2. Akan tetapi, jika orang itu tahu ada 4 tetangganya lain yang menurut perkiraannya mendengar gejala serangan epilepsy, peluang untuk menolong turun menjadi 31%

Dalam eksperimen lain, orang yang melihat asap mengepul dari sebuah pintu mempunyai peluang 75% untuk melaporkan kejadian itu ketika dia sendirian. Peluangnya tinggal 38% ketika saksi mata tahu bahwa di sekitarnya ada banyak saksi mata yang lain.

Dengan kata lain, ketika para saksi mata tidak sendirian, tanggung jawab untuk mengambil tindakan menyebar. Masing-masing mengandalkan orang lain untuk mengambil tindakan pertolongan.

Kembali ke kasus Ketty Genovese, psikolog berpendapat kalau saja dia diserang di jalanan sepi dan seseorang menyaksikan atau mendengar kejadian itu, sang gadis mungkin justru mendapat pertolongan.

Dengan kata lain, agar peduli dengan musibah tetangganya, barangkali orang perlu informasi sesedikit mungkin tentang situasi yang sesungguhnya. Informasi yang terlalu banyak, kadangkala justru membuat orang menempatkan diri pada konteks yang tidak tepat.

***
Bagitulah salah satu paparan menarik dari buku Tipping Point karya Malcolm Gladwell. Dalam buku ini, Gladwell berupaya menjelaskan bagaimana sebuah gagasan, produk, dan pesan berkembang menjadi epidemi. Epidemi itu bisa berwujud tren fesyen, transformasi buku menjadi sangat laris, meredanya gelombang kejahatan, penyebaran kebiasaan merokok, dan sebagainya.

Penulis buku Outliers itu mencermati ada tiga karakteristis epidemi. Pertama, sifat menular. Kedua, perubahan kecil dapat bermakna besar. Ketiga, perubahan berlangsung dramatis, tidak bertahap.

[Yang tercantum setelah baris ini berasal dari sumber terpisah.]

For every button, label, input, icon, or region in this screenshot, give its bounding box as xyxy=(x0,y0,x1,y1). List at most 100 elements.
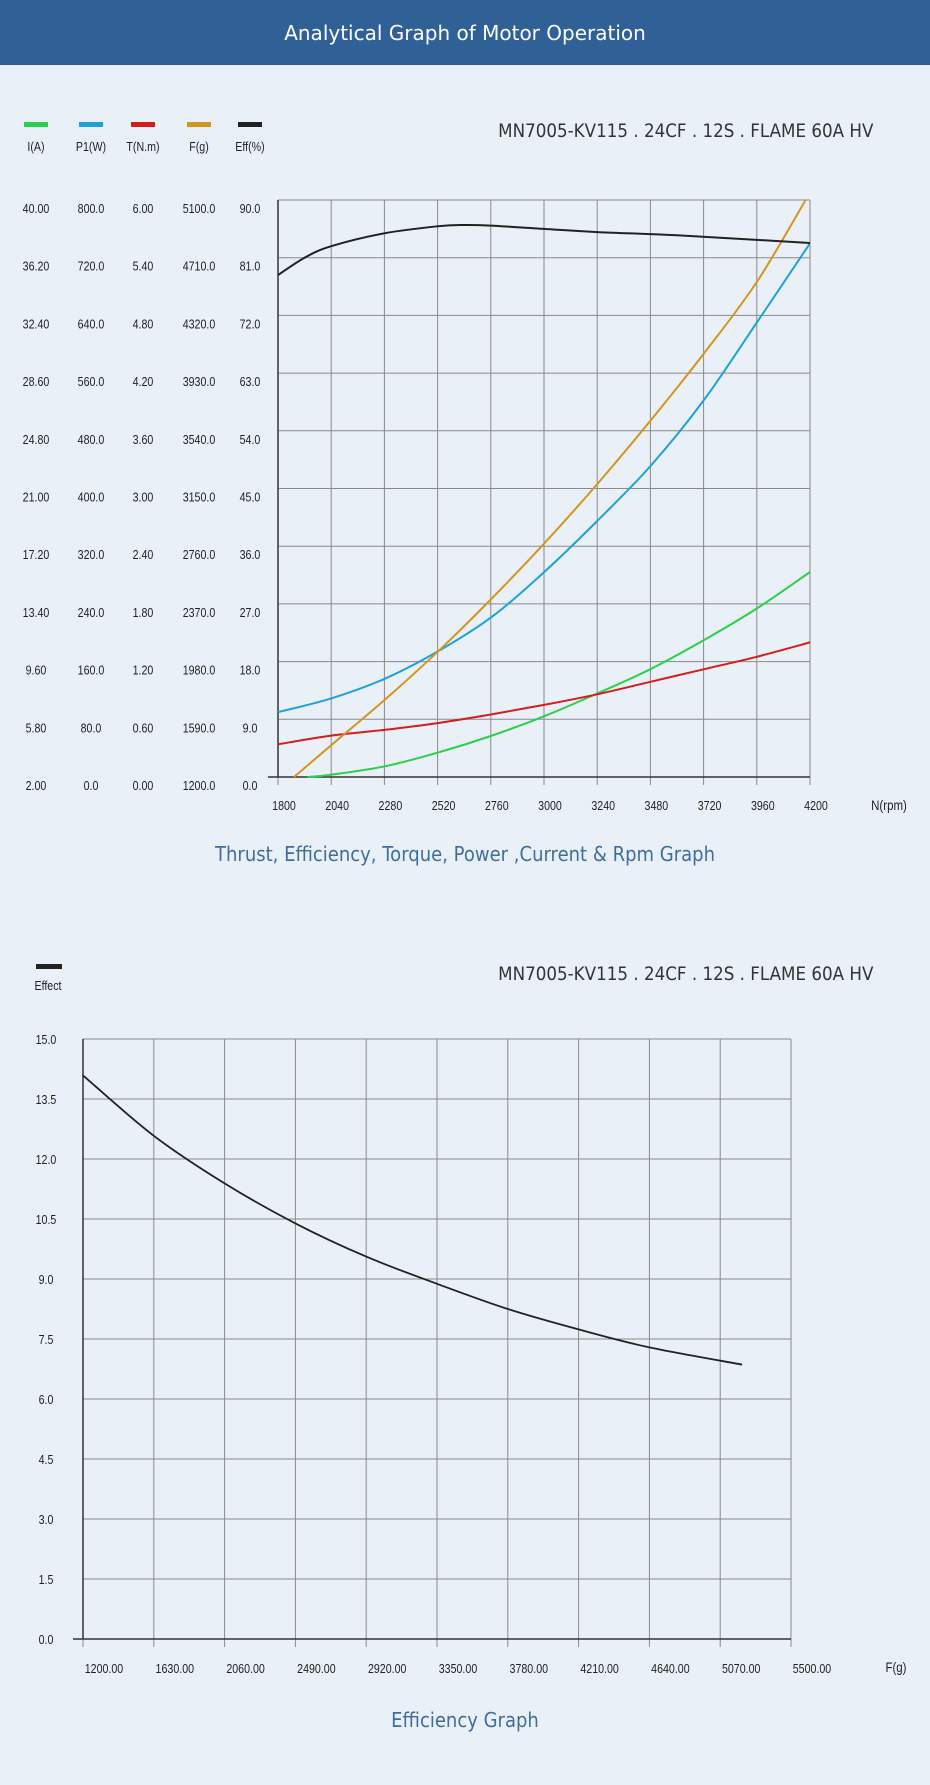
y-tick-label: 13.5 xyxy=(36,1092,57,1107)
y-tick-label: 2.40 xyxy=(133,547,154,562)
y-tick-label: 320.0 xyxy=(78,547,105,562)
y-tick-label: 2.00 xyxy=(26,778,47,793)
chart2-caption: Efficiency Graph xyxy=(391,1708,539,1732)
y-tick-label: 7.5 xyxy=(39,1332,54,1347)
y-tick-label: 18.0 xyxy=(240,663,261,678)
x-tick-label: 2760 xyxy=(485,798,509,813)
x-tick-label: 4210.00 xyxy=(580,1661,619,1676)
chart1-caption: Thrust, Efficiency, Torque, Power ,Curre… xyxy=(215,842,715,866)
y-tick-label: 6.0 xyxy=(39,1392,54,1407)
page-title: Analytical Graph of Motor Operation xyxy=(284,20,646,45)
legend-label: Eff(%) xyxy=(235,139,264,154)
x-tick-label: 2920.00 xyxy=(368,1661,407,1676)
legend-label: I(A) xyxy=(27,139,44,154)
series-line-eff xyxy=(277,223,811,276)
y-tick-label: 0.00 xyxy=(133,778,154,793)
legend-swatch-3 xyxy=(187,122,211,127)
series-line-tnm xyxy=(277,641,811,746)
y-tick-label: 4.20 xyxy=(133,374,154,389)
x-tick-label: 2280 xyxy=(379,798,403,813)
y-tick-label: 240.0 xyxy=(78,605,105,620)
y-tick-label: 90.0 xyxy=(240,201,261,216)
x-tick-label: 2060.00 xyxy=(226,1661,265,1676)
x-tick-label: 1630.00 xyxy=(156,1661,195,1676)
y-tick-label: 4.80 xyxy=(133,316,154,331)
y-tick-label: 3150.0 xyxy=(183,489,216,504)
x-tick-label: 1200.00 xyxy=(85,1661,124,1676)
y-tick-label: 400.0 xyxy=(78,489,105,504)
y-tick-label: 4320.0 xyxy=(183,316,216,331)
x-tick-label: 1800 xyxy=(272,798,296,813)
x-tick-label: 2520 xyxy=(432,798,456,813)
y-tick-label: 12.0 xyxy=(36,1152,57,1167)
x-tick-label: 5500.00 xyxy=(793,1661,832,1676)
y-tick-label: 54.0 xyxy=(240,432,261,447)
y-tick-label: 17.20 xyxy=(23,547,50,562)
legend-swatch-1 xyxy=(79,122,103,127)
y-tick-label: 1.20 xyxy=(133,663,154,678)
y-tick-label: 2760.0 xyxy=(183,547,216,562)
y-tick-label: 5.80 xyxy=(26,720,47,735)
y-tick-label: 3.00 xyxy=(133,489,154,504)
x-tick-label: 3480 xyxy=(645,798,669,813)
legend-label: T(N.m) xyxy=(126,139,159,154)
series-line-p1w xyxy=(277,242,811,714)
legend-label: P1(W) xyxy=(76,139,106,154)
y-tick-label: 72.0 xyxy=(240,316,261,331)
y-tick-label: 27.0 xyxy=(240,605,261,620)
y-tick-label: 36.20 xyxy=(23,259,50,274)
legend-swatch-0 xyxy=(24,122,48,127)
y-tick-label: 5.40 xyxy=(133,259,154,274)
legend-label: Effect xyxy=(34,978,62,993)
x-axis-label: F(g) xyxy=(885,1659,906,1675)
y-tick-label: 32.40 xyxy=(23,316,50,331)
x-tick-label: 3000 xyxy=(538,798,562,813)
y-tick-label: 3.60 xyxy=(133,432,154,447)
y-tick-label: 2370.0 xyxy=(183,605,216,620)
x-tick-label: 4640.00 xyxy=(651,1661,690,1676)
y-tick-label: 3540.0 xyxy=(183,432,216,447)
y-tick-label: 24.80 xyxy=(23,432,50,447)
legend-label: F(g) xyxy=(189,139,209,154)
x-tick-label: 3780.00 xyxy=(510,1661,549,1676)
chart2-model-label: MN7005-KV115 . 24CF . 12S . FLAME 60A HV xyxy=(497,963,873,985)
y-tick-label: 45.0 xyxy=(240,489,261,504)
x-tick-label: 2490.00 xyxy=(297,1661,336,1676)
series-line-effect xyxy=(82,1074,743,1366)
y-tick-label: 9.0 xyxy=(243,720,258,735)
y-tick-label: 9.60 xyxy=(26,663,47,678)
y-tick-label: 560.0 xyxy=(78,374,105,389)
x-tick-label: 2040 xyxy=(325,798,349,813)
y-tick-label: 1.80 xyxy=(133,605,154,620)
y-tick-label: 5100.0 xyxy=(183,201,216,216)
y-tick-label: 160.0 xyxy=(78,663,105,678)
series-line-ia xyxy=(307,571,811,778)
y-tick-label: 15.0 xyxy=(36,1032,57,1047)
y-tick-label: 1200.0 xyxy=(183,778,216,793)
y-tick-label: 6.00 xyxy=(133,201,154,216)
legend-swatch-effect xyxy=(36,964,62,969)
y-tick-label: 80.0 xyxy=(81,720,102,735)
x-tick-label: 5070.00 xyxy=(722,1661,761,1676)
page-header: Analytical Graph of Motor Operation xyxy=(0,0,930,65)
y-tick-label: 36.0 xyxy=(240,547,261,562)
y-tick-label: 0.60 xyxy=(133,720,154,735)
y-tick-label: 480.0 xyxy=(78,432,105,447)
x-tick-label: 3720 xyxy=(698,798,722,813)
y-tick-label: 4.5 xyxy=(39,1452,54,1467)
y-tick-label: 81.0 xyxy=(240,259,261,274)
y-tick-label: 13.40 xyxy=(23,605,50,620)
legend-swatch-2 xyxy=(131,122,155,127)
y-tick-label: 3.0 xyxy=(39,1512,54,1527)
x-tick-label: 3240 xyxy=(591,798,615,813)
y-tick-label: 28.60 xyxy=(23,374,50,389)
x-tick-label: 4200 xyxy=(804,798,828,813)
y-tick-label: 4710.0 xyxy=(183,259,216,274)
y-tick-label: 40.00 xyxy=(23,201,50,216)
y-tick-label: 720.0 xyxy=(78,259,105,274)
legend-swatch-4 xyxy=(238,122,262,127)
y-tick-label: 10.5 xyxy=(36,1212,57,1227)
y-tick-label: 1590.0 xyxy=(183,720,216,735)
y-tick-label: 640.0 xyxy=(78,316,105,331)
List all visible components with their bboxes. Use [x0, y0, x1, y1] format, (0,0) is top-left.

Semua epidemi memiliki tipping point. Tipping point adalah istilah yang digunakan untuk menyebut massa kritis, saat tercapainya ambang batas atau titik pergolakan dari suatu gagasan, produk, maupun pesan. Fokus dari pembahasan dalam buku ini dalah penyebaran melalui gethok tular atau word of mouth.

Ada tiga kaidah dasar bagi menjalarnya epidemi yaitu hukum tentang yang sedikit, faktor kelekatan, serta kekuatan konteks. Bagian paling awal dalam tulisan ini, cerita mengenai kematian tragis Ketty Genovese, merupakan salah satu uraian dalam menjelaskan peran kekuatan konteks terhadap penerimaan orang atas suatu gagasan. (Mudah-mudahan bisa bersambung)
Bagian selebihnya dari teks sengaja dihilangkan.